From New Scientist Technology, your ACME Inc. update

Human cannonballs

The old circus trick of firing a person from a cannon is being considered by the US Defence Advanced Research Projects Agency (DARPA) as a way to get special forces, police officers and fire fighters onto the roofs of tall buildings in a hurry.

A ramp with side rails would be placed on the ground near the target building at an angle of about 80°. A (very brave) person would then sit in a chair, like a pilot’s ejection seat, attached to the ramp.

Compressed air from a cylinder underneath would be rapidly released to shoot the chair up the ramp’s guide rails. At the top the chair would come to an instant halt, leaving the person to fly up and over the edge of the roof, to hopefully land safely on top of the building.

Of course, the trick is to get the trajectory just right. But the DARPA patent suggests a computer could automatically devise the correct angle and speed of ascent. It also claims that a 4-metre-tall launcher could put a man on the top of a 5 storey building in less than 2 seconds. I think I’ll take the stairs.

Read the full patent here.


8 thoughts on “From New Scientist Technology, your ACME Inc. update

  1. I’ll be anxiously awaiting the home edition. I suppose it will be prudent to remove the picture I have on the wall opposite my second floor landing.


  2. Dude, computers can’t consistently autopay my bills for me. Like I’m gonna let one of those things mathmetize my trajectory onto a roof.

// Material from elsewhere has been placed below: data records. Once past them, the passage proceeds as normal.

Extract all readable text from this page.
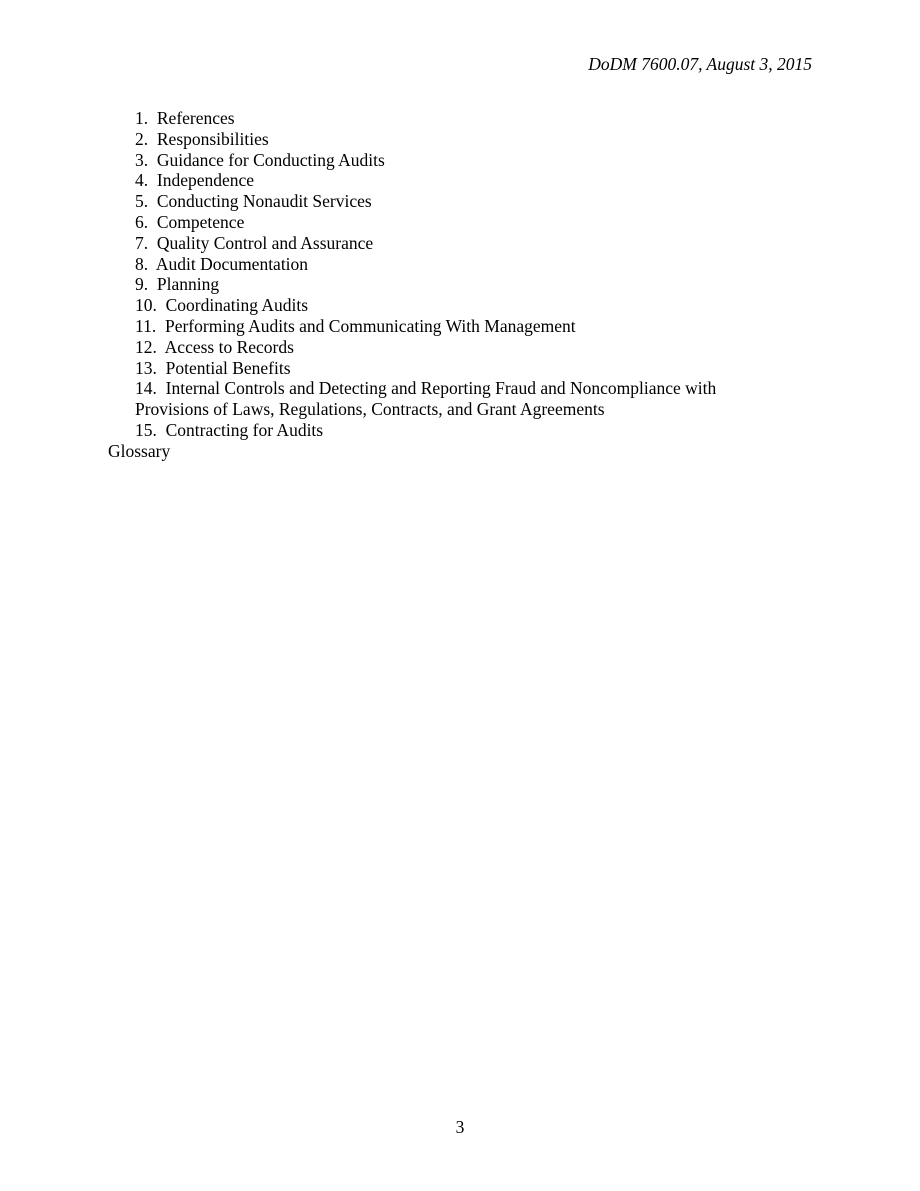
DoDM 7600.07, August 3, 2015
1. References
2. Responsibilities
3. Guidance for Conducting Audits
4. Independence
5. Conducting Nonaudit Services
6. Competence
7. Quality Control and Assurance
8. Audit Documentation
9. Planning
10. Coordinating Audits
11. Performing Audits and Communicating With Management
12. Access to Records
13. Potential Benefits
14. Internal Controls and Detecting and Reporting Fraud and Noncompliance with
Provisions of Laws, Regulations, Contracts, and Grant Agreements
15. Contracting for Audits
Glossary
3
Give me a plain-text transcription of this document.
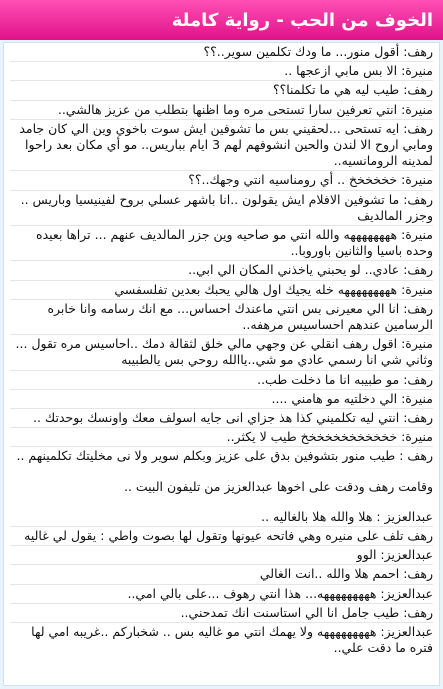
الخوف من الحب - رواية كاملة
رهف: أقول منور... ما ودك تكلمين سوير..؟؟
منيرة: الا بس مابي ازعجها ..
رهف: طيب ليه هي ما تكلمنا؟؟
منيرة: انتي تعرفين سارا تستحى مره وما اظنها بتطلب من عزيز هالشي..
رهف: ايه تستحى ...لحقيني بس ما تشوفين ايش سوت باخوي وين الي كان جامد ومابي اروح الا لندن والحين انشوفهم لهم 3 ايام بباريس.. مو أي مكان بعد راحوا لمدينه الرومانسيه..
منيرة: خخخخخخ .. أي رومناسيه انتي وجهك..؟؟
رهف: ما تشوفين الافلام ايش يقولون ..انا باشهر عسلي بروح لفينيسيا وباريس .. وجزر المالديف
منيرة: ههههههههه والله انتي مو صاحيه وين جزر المالديف عنهم ... تراها بعيده وحده باسيا والثانين باوروبا..
رهف: عادي.. لو يحبني ياخذني المكان الي ابي..
منيرة: هههههههههه خله يجيك اول هالي يحبك بعدين تفلسفسي
رهف: انا الي معيرنى بس انتي ماعندك احساس... مع انك رسامه وانا خابره الرسامين عندهم احساسيس مرهفه..
منيرة: اقول رهف انقلي عن وجهي مالي خلق لثقالة دمك ..احاسيس مره تقول ... وثاني شي انا رسمي عادي مو شي..ياالله روحي بس يالطبيبه
رهف: مو طبيبه انا ما دخلت طب..
منيرة: الي دخلتيه مو هامني ....
رهف: انتي ليه تكلميني كذا هذ جزاي انى جايه اسولف معك واونسك بوحدتك ..
منيرة: خخخخخخخخخخخخ طيب لا يكثر..
رهف : طيب منور بتشوفين بدق على عزيز وبكلم سوير ولا نى مخليتك تكلمينهم ..
وقامت رهف ودقت على اخوها عبدالعزيز من تليفون البيت ..
عبدالعزيز : هلا والله هلا بالغاليه ..
رهف تلف على منيره وهي فاتحه عيونها وتقول لها بصوت واطي : يقول لي غاليه
عبدالعزيز: الوو
رهف: احمم هلا والله ..انت الغالي
عبدالعزيز: هههههههههه... هذا انتي رهوف ...على بالي امي..
رهف: طيب جامل انا الي استاسنت انك تمدحني..
عبدالعزيز: هههههههههه ولا يهمك انتي مو غاليه بس .. شخبارکم ..غريبه امي لها فتره ما دقت علي..
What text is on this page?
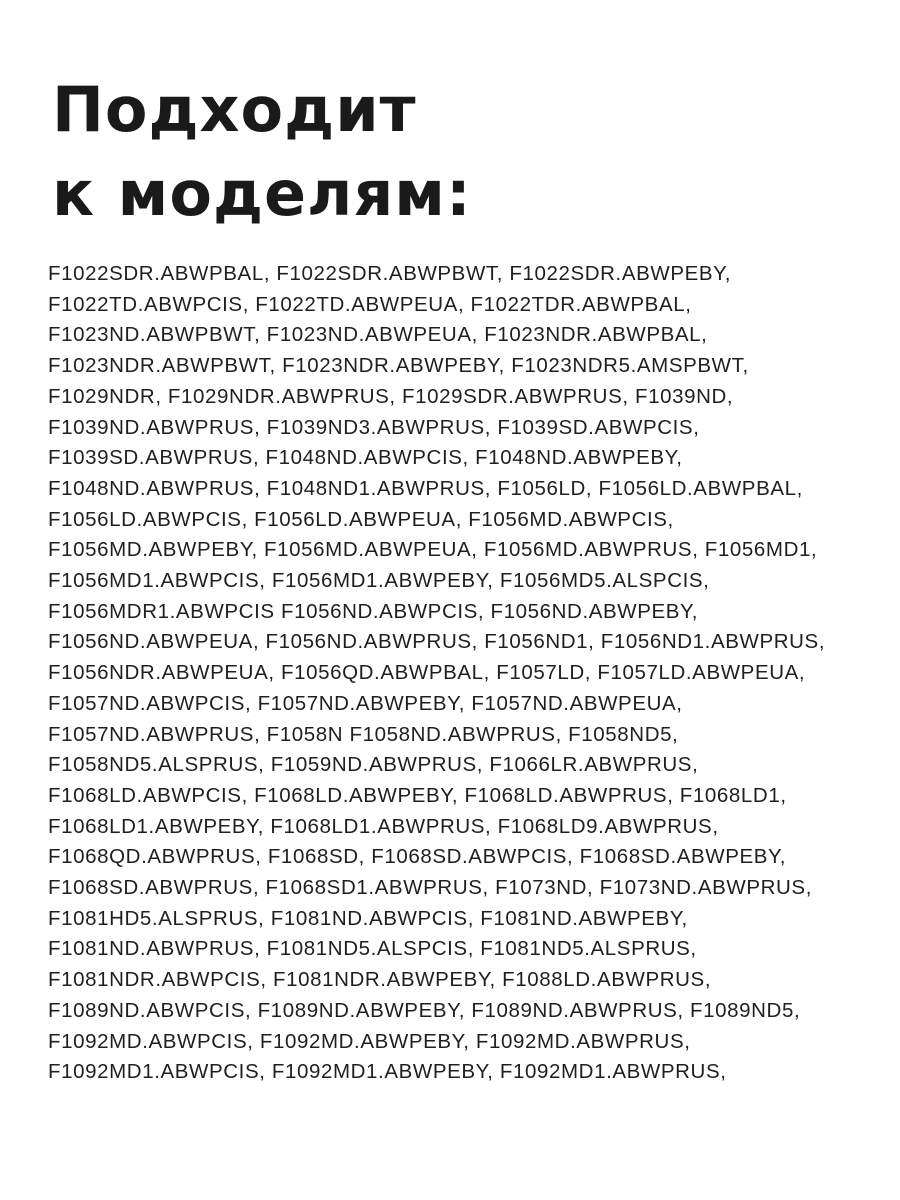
Подходит
к моделям:
F1022SDR.ABWPBAL, F1022SDR.ABWPBWT, F1022SDR.ABWPEBY,
F1022TD.ABWPCIS, F1022TD.ABWPEUA, F1022TDR.ABWPBAL,
F1023ND.ABWPBWT, F1023ND.ABWPEUA, F1023NDR.ABWPBAL,
F1023NDR.ABWPBWT, F1023NDR.ABWPEBY, F1023NDR5.AMSPBWT,
F1029NDR, F1029NDR.ABWPRUS, F1029SDR.ABWPRUS, F1039ND,
F1039ND.ABWPRUS, F1039ND3.ABWPRUS, F1039SD.ABWPCIS,
F1039SD.ABWPRUS, F1048ND.ABWPCIS, F1048ND.ABWPEBY,
F1048ND.ABWPRUS, F1048ND1.ABWPRUS, F1056LD, F1056LD.ABWPBAL,
F1056LD.ABWPCIS, F1056LD.ABWPEUA, F1056MD.ABWPCIS,
F1056MD.ABWPEBY, F1056MD.ABWPEUA, F1056MD.ABWPRUS, F1056MD1,
F1056MD1.ABWPCIS, F1056MD1.ABWPEBY, F1056MD5.ALSPCIS,
F1056MDR1.ABWPCIS F1056ND.ABWPCIS, F1056ND.ABWPEBY,
F1056ND.ABWPEUA, F1056ND.ABWPRUS, F1056ND1, F1056ND1.ABWPRUS,
F1056NDR.ABWPEUA, F1056QD.ABWPBAL, F1057LD, F1057LD.ABWPEUA,
F1057ND.ABWPCIS, F1057ND.ABWPEBY, F1057ND.ABWPEUA,
F1057ND.ABWPRUS, F1058N F1058ND.ABWPRUS, F1058ND5,
F1058ND5.ALSPRUS, F1059ND.ABWPRUS, F1066LR.ABWPRUS,
F1068LD.ABWPCIS, F1068LD.ABWPEBY, F1068LD.ABWPRUS, F1068LD1,
F1068LD1.ABWPEBY, F1068LD1.ABWPRUS, F1068LD9.ABWPRUS,
F1068QD.ABWPRUS, F1068SD, F1068SD.ABWPCIS, F1068SD.ABWPEBY,
F1068SD.ABWPRUS, F1068SD1.ABWPRUS, F1073ND, F1073ND.ABWPRUS,
F1081HD5.ALSPRUS, F1081ND.ABWPCIS, F1081ND.ABWPEBY,
F1081ND.ABWPRUS, F1081ND5.ALSPCIS, F1081ND5.ALSPRUS,
F1081NDR.ABWPCIS, F1081NDR.ABWPEBY, F1088LD.ABWPRUS,
F1089ND.ABWPCIS, F1089ND.ABWPEBY, F1089ND.ABWPRUS, F1089ND5,
F1092MD.ABWPCIS, F1092MD.ABWPEBY, F1092MD.ABWPRUS,
F1092MD1.ABWPCIS, F1092MD1.ABWPEBY, F1092MD1.ABWPRUS,
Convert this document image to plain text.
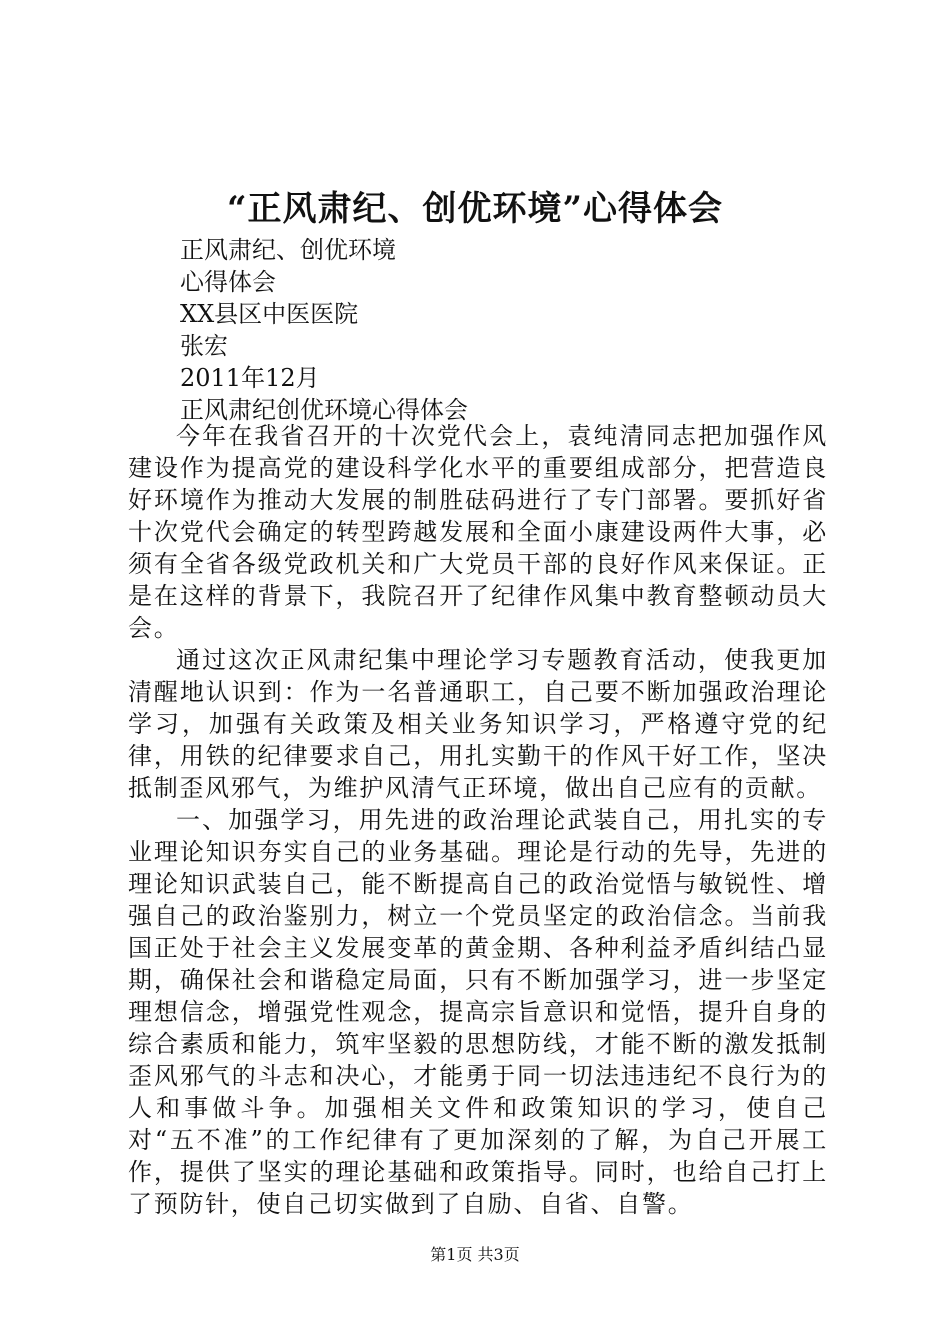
“正风肃纪、创优环境”心得体会
正风肃纪、创优环境
心得体会
XX县区中医医院
张宏
2011年12月
正风肃纪创优环境心得体会

今年在我省召开的十次党代会上，袁纯清同志把加强作风建设作为提高党的建设科学化水平的重要组成部分，把营造良好环境作为推动大发展的制胜砝码进行了专门部署。要抓好省十次党代会确定的转型跨越发展和全面小康建设两件大事，必须有全省各级党政机关和广大党员干部的良好作风来保证。正是在这样的背景下，我院召开了纪律作风集中教育整顿动员大会。

通过这次正风肃纪集中理论学习专题教育活动，使我更加清醒地认识到：作为一名普通职工，自己要不断加强政治理论学习，加强有关政策及相关业务知识学习，严格遵守党的纪律，用铁的纪律要求自己，用扎实勤干的作风干好工作，坚决抵制歪风邪气，为维护风清气正环境，做出自己应有的贡献。

一、加强学习，用先进的政治理论武装自己，用扎实的专业理论知识夯实自己的业务基础。理论是行动的先导，先进的理论知识武装自己，能不断提高自己的政治觉悟与敏锐性、增强自己的政治鉴别力，树立一个党员坚定的政治信念。当前我国正处于社会主义发展变革的黄金期、各种利益矛盾纠结凸显期，确保社会和谐稳定局面，只有不断加强学习，进一步坚定理想信念，增强党性观念，提高宗旨意识和觉悟，提升自身的综合素质和能力，筑牢坚毅的思想防线，才能不断的激发抵制歪风邪气的斗志和决心，才能勇于同一切法违违纪不良行为的人和事做斗争。加强相关文件和政策知识的学习，使自己对“五不准”的工作纪律有了更加深刻的了解，为自己开展工作，提供了坚实的理论基础和政策指导。同时，也给自己打上了预防针，使自己切实做到了自励、自省、自警。

第1页 共3页
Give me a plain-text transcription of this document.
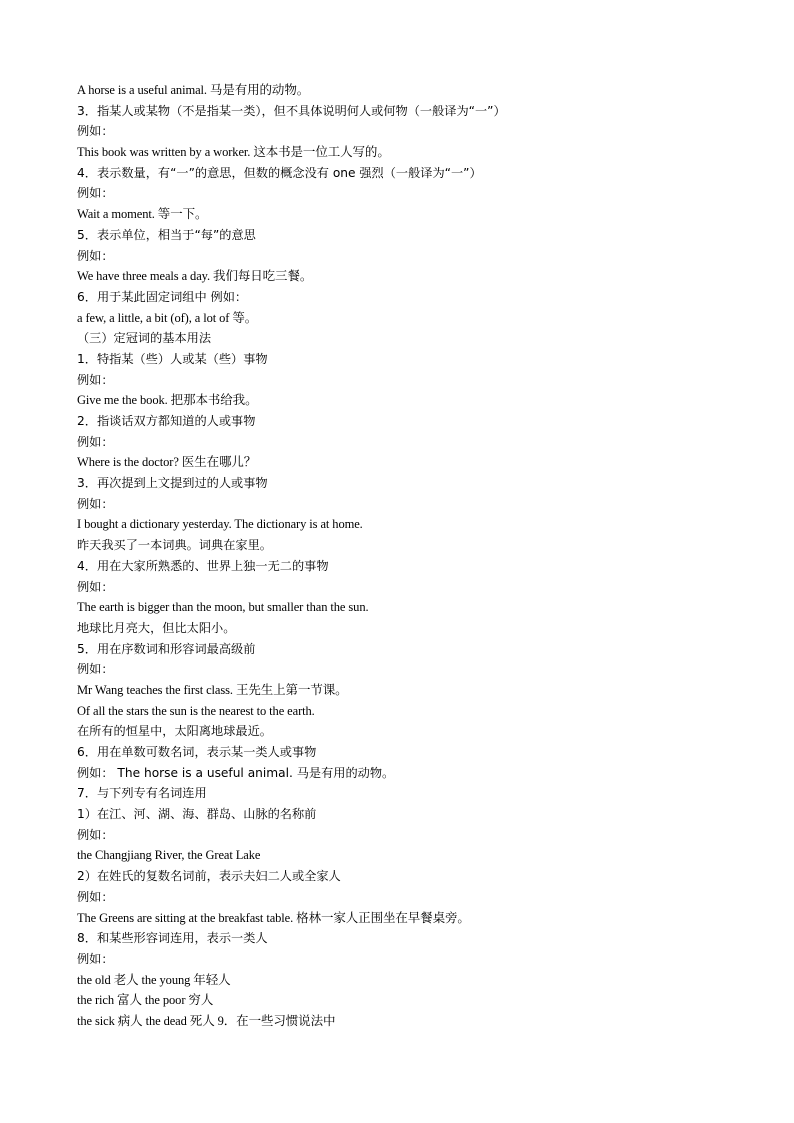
A horse is a useful animal. 马是有用的动物。
3．指某人或某物（不是指某一类），但不具体说明何人或何物（一般译为“一”）
例如：
This book was written by a worker. 这本书是一位工人写的。
4．表示数量，有“一”的意思，但数的概念没有 one 强烈（一般译为“一”）
例如：
Wait a moment. 等一下。
5．表示单位，相当于“每”的意思
例如：
We have three meals a day. 我们每日吃三餐。
6．用于某此固定词组中 例如：
a few, a little, a bit (of), a lot of 等。
（三）定冠词的基本用法
1．特指某（些）人或某（些）事物
例如：
Give me the book. 把那本书给我。
2．指谈话双方都知道的人或事物
例如：
Where is the doctor? 医生在哪儿？
3．再次提到上文提到过的人或事物
例如：
I bought a dictionary yesterday. The dictionary is at home.
昨天我买了一本词典。词典在家里。
4．用在大家所熟悉的、世界上独一无二的事物
例如：
The earth is bigger than the moon, but smaller than the sun.
地球比月亮大，但比太阳小。
5．用在序数词和形容词最高级前
例如：
Mr Wang teaches the first class. 王先生上第一节课。
Of all the stars the sun is the nearest to the earth.
在所有的恒星中，太阳离地球最近。
6．用在单数可数名词，表示某一类人或事物
例如： The horse is a useful animal. 马是有用的动物。
7．与下列专有名词连用
1）在江、河、湖、海、群岛、山脉的名称前
例如：
the Changjiang River, the Great Lake
2）在姓氏的复数名词前，表示夫妇二人或全家人
例如：
The Greens are sitting at the breakfast table. 格林一家人正围坐在早餐桌旁。
8．和某些形容词连用，表示一类人
例如：
the old 老人 the young 年轻人
the rich 富人 the poor 穷人
the sick 病人 the dead 死人 9．在一些习惯说法中
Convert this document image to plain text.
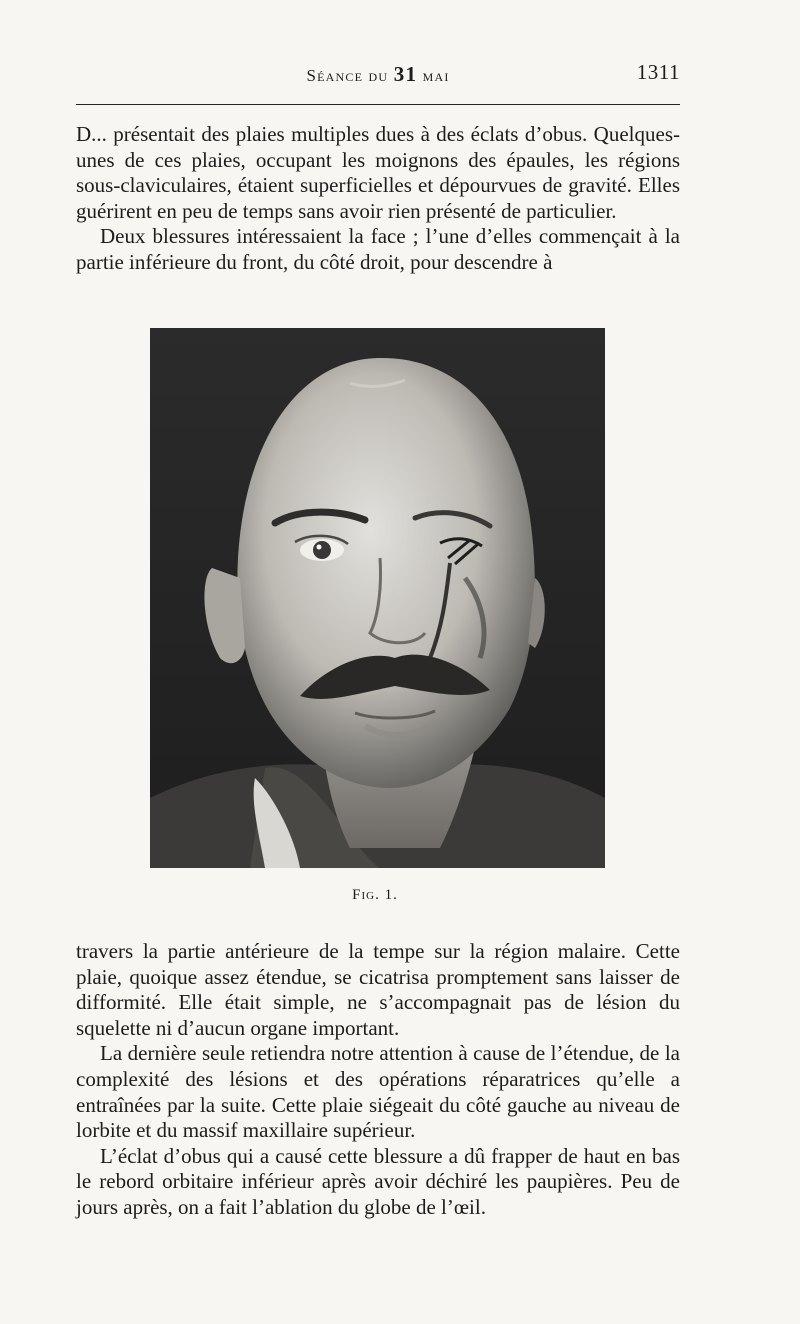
Séance du 31 mai	1311

D... présentait des plaies multiples dues à des éclats d’obus. Quelques-unes de ces plaies, occupant les moignons des épaules, les régions sous-claviculaires, étaient superficielles et dépourvues de gravité. Elles guérirent en peu de temps sans avoir rien présenté de particulier.

Deux blessures intéressaient la face ; l’une d’elles commençait à la partie inférieure du front, du côté droit, pour descendre à

Fig. 1.

travers la partie antérieure de la tempe sur la région malaire. Cette plaie, quoique assez étendue, se cicatrisa promptement sans laisser de difformité. Elle était simple, ne s’accompagnait pas de lésion du squelette ni d’aucun organe important.

La dernière seule retiendra notre attention à cause de l’étendue, de la complexité des lésions et des opérations réparatrices qu’elle a entraînées par la suite. Cette plaie siégeait du côté gauche au niveau de lorbite et du massif maxillaire supérieur.

L’éclat d’obus qui a causé cette blessure a dû frapper de haut en bas le rebord orbitaire inférieur après avoir déchiré les paupières. Peu de jours après, on a fait l’ablation du globe de l’œil.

  3. I remember playing this game. It involved 2 tanks, varying terrain and wind.
    It took quite a few “test shots” to get the right trajectory.


  4. Beats boiling oil
    For one moment, I thought, “Who would want to use this?” The moment ended, all them special forces and firefighters will be all over it.
    If you want evidence, I refer you to castle storming. What one of them guys wouldn’t have given for this thingy, when they were accomplishing the SAME THING with a ladder, with cows and boiling oil being dumped on them.